Machin started his career as a press photographer for the magazine L'illustration. He was then recruited by the film production company Pathé which sent him in 1907 to Africa where he realised in particular a large number of short films on wild animals.

Machin was sent in 1909 by Pathé to The Netherlands to film scenes of Dutch life. In 1912, he was sent to Belgium where he took part in the creation of Pathé foreign subsidiary Belge Cinéma Film and directed a number of films including Belgium's first feature film Le Diamant noir (:fr) and the anti-war film Maudite soit la guerre.
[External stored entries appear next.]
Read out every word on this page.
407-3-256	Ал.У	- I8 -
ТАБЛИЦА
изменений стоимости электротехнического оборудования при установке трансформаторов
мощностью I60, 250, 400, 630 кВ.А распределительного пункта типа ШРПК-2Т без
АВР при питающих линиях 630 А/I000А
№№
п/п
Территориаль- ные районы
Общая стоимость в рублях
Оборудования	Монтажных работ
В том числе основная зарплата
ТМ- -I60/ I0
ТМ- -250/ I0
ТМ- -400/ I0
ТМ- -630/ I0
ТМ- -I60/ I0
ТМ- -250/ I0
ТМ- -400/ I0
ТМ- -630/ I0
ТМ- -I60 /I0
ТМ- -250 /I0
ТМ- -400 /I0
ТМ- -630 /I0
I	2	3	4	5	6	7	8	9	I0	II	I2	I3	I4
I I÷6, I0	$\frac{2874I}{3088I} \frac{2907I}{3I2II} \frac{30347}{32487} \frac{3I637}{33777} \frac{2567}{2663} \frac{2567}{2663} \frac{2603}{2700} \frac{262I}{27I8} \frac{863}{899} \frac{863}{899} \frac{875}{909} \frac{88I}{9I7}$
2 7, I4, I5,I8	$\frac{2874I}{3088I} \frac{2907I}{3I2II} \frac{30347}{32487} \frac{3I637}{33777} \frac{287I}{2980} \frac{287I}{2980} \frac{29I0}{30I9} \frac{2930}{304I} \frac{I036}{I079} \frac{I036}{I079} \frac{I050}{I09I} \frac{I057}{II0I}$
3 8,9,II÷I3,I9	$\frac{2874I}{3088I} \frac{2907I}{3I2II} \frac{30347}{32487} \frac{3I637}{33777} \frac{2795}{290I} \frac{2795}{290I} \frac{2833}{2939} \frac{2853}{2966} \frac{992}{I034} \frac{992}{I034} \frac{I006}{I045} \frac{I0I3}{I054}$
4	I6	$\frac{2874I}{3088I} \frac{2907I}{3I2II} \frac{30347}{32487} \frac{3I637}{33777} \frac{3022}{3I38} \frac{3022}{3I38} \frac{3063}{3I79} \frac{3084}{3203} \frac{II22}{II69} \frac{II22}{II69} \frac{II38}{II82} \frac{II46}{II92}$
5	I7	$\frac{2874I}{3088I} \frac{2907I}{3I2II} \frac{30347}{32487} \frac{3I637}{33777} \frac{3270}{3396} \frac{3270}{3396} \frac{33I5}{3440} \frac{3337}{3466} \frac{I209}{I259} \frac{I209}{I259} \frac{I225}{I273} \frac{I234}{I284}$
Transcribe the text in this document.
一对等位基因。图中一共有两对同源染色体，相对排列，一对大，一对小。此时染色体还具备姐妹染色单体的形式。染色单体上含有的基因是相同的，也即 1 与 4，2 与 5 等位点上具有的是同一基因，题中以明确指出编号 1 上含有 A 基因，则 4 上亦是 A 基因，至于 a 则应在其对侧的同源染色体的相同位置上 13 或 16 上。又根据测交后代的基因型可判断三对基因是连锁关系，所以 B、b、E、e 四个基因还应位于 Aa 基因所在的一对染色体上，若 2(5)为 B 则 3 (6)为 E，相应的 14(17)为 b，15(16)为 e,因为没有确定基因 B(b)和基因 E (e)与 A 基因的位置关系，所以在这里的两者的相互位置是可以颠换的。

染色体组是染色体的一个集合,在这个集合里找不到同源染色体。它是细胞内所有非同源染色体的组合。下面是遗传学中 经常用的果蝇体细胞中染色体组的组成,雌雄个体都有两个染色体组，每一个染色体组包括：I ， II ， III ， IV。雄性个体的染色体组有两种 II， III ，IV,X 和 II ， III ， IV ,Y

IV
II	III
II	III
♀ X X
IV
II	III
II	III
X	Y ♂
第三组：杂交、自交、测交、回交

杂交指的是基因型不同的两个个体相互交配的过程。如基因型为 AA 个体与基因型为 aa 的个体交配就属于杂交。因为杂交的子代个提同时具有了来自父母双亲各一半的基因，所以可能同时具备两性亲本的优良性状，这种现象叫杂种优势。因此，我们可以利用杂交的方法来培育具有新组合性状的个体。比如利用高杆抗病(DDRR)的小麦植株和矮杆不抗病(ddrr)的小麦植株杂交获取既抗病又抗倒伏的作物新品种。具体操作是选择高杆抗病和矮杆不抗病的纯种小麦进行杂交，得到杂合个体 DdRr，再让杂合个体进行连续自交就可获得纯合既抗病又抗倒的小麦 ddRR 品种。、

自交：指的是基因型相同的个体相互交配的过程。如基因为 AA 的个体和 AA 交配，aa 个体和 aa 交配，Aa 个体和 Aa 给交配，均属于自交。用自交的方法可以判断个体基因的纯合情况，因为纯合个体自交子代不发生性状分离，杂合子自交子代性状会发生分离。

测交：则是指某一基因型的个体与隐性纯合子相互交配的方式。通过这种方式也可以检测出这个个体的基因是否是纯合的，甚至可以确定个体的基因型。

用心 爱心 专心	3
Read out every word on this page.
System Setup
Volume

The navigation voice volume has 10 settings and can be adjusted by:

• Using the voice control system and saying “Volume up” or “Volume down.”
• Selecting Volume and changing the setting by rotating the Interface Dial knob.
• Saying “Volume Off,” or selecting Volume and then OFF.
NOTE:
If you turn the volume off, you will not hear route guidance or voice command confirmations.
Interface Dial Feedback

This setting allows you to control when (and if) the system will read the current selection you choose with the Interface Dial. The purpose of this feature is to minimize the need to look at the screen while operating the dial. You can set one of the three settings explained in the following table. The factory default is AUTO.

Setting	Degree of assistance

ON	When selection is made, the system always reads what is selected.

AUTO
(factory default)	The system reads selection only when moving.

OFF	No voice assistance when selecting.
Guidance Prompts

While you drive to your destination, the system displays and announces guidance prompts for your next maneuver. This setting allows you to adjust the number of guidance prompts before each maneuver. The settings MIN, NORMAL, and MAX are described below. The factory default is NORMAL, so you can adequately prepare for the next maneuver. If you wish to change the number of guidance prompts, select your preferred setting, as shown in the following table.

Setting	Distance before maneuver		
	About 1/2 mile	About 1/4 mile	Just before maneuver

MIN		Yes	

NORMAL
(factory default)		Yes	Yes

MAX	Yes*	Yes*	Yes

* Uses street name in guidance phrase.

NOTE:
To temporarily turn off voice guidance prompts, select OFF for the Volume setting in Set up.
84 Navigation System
During World War I, Machin took part in the foundation of the Photographic Service of the French Army while continuing working for Pathé which produced films for this service. He shot some scenes of the French trenches which were used by D.W. Griffith in Hearts of the World He only directed one horror film, The Manor House of Fear in 1927, which is thought to have been theatrically shown in the United States by Universal Pictures.

After the war, Machin created a Film studio in Nice, to which a small zoo was attached where he kept wild animals used in his productions. He died in 1929 as a result of an injury inflicted by a panther during the shooting of a film.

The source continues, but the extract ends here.